Ayalah was touched, though she didn’t quite understand the message. She folded the parchment back up, slid it carefully back into the envelope, and returned it to her pocket for safekeeping.
Swynn had sent them on their way with supplies and directions, and they headed the way he’d pointed, which would lead them, he promised, straight into Bolladoth.
She and Greyson had not spoken since they said their goodbyes to the wizard. They walked in uncomfortable silence, the soft chirps and creaks of the forest sounding strained and loud to Ayalah’s ears. She didn’t even know what to call Greyson anymore. Lord Greyson? Smithy Greyson? Was Greyson even his real name?
Finally, Greyson broke the silence. “When we get to Bolladoth, I’m not going to be treated like a returning hero or anything. Probably I’ll be apprehended; maybe even killed or exiled.”
He spoke in a soft, subdued manner that pierced Ayalah’s heart, regardless of how confused and betrayed she felt.
“What, you?” Ayalah said with a smile, trying to cheer him up. “A fine, skilled warrior, Lord of the Court of Bolladoth? They wouldn’t do that to you.”
Her words had the opposite effect she’d intended. Greyson turned to her, a wounded expression on his face. “Ayalah, I said I was sorry. I wanted to tell you but I—I couldn’t. You wouldn’t have believed it anyway. The fighting….” He trailed off, looking out into the forest. “Well, yes, I’ve been trained, but I’m not a true warrior. I dislike fighting.”
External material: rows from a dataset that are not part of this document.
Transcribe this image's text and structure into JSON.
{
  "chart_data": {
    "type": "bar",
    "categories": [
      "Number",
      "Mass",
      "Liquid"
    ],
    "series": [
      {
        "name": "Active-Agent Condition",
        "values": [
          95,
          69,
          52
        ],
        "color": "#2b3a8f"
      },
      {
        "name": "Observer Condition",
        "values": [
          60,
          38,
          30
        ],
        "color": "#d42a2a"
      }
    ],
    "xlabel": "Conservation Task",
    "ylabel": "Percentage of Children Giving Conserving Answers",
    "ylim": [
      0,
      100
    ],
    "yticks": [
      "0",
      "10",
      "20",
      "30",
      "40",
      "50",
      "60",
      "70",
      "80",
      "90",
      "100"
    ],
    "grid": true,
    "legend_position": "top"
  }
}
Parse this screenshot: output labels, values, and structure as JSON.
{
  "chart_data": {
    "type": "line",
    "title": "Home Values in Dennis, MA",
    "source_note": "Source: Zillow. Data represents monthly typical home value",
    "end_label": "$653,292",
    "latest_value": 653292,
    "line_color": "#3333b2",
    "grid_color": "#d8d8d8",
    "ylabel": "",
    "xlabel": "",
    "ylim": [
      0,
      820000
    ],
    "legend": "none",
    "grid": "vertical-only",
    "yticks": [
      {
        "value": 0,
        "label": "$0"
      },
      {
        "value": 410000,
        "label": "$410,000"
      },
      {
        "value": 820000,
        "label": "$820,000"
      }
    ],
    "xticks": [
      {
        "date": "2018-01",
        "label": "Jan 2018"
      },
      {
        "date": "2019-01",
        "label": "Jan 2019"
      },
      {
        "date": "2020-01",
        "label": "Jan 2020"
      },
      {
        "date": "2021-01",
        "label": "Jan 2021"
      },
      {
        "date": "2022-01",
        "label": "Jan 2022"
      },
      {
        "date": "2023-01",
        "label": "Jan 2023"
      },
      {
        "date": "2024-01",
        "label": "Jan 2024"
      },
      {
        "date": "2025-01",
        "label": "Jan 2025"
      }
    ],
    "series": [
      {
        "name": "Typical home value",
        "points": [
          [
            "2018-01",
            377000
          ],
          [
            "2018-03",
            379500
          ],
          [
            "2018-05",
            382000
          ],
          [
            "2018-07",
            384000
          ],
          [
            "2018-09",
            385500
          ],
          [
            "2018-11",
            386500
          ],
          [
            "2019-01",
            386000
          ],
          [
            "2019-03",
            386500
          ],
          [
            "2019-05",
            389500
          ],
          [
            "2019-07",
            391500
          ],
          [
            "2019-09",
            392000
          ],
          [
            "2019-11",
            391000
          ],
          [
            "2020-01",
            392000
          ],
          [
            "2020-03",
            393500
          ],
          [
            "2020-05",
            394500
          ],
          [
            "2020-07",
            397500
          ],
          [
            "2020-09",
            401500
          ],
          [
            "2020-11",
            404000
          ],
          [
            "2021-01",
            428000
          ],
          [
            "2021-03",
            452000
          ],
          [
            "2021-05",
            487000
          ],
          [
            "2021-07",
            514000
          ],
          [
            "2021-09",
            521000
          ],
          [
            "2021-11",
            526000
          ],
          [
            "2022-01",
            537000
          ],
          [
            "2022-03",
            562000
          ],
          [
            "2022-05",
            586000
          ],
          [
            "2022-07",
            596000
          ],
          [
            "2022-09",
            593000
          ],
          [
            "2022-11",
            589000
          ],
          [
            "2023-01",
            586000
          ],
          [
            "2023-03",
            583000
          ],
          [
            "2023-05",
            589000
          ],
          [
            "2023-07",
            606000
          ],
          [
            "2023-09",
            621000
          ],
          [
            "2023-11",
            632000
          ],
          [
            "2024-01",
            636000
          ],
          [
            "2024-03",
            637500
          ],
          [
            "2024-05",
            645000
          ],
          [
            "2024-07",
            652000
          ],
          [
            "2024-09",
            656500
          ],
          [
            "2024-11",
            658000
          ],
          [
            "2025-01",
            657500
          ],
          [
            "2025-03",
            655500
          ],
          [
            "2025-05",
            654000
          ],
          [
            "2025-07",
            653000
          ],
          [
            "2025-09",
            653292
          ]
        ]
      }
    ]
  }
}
She nodded; she knew it was the truth. “If you had told me,” she said slowly, and he glanced at her before looking back at the trail they followed. “If you had told me, I would have turned you in to Mathais,” she admitted. “I wouldn’t have trusted you.”
He didn’t say anything.
“But,” she tried again. How could she indicate to him that, although she was hurt that he had kept so much from her, she wasn’t going to hold it against him? That she still valued his friendship? “I’m glad I trusted you,” she blurted. Was that clear enough? She didn’t know how else to say it.
To her relief, he slowed down and grinned at her. “Trusted? Past tense?”
He’d been by her side for over a year, always looking out for her, trying in his own way to protect her, while she tried in her way to protect him. Trust your heart. “Still trust.” They were a team; they were in this together.
His grin widened into a dazzling smile, and for a moment she forgot how to breathe. “Good,” he said.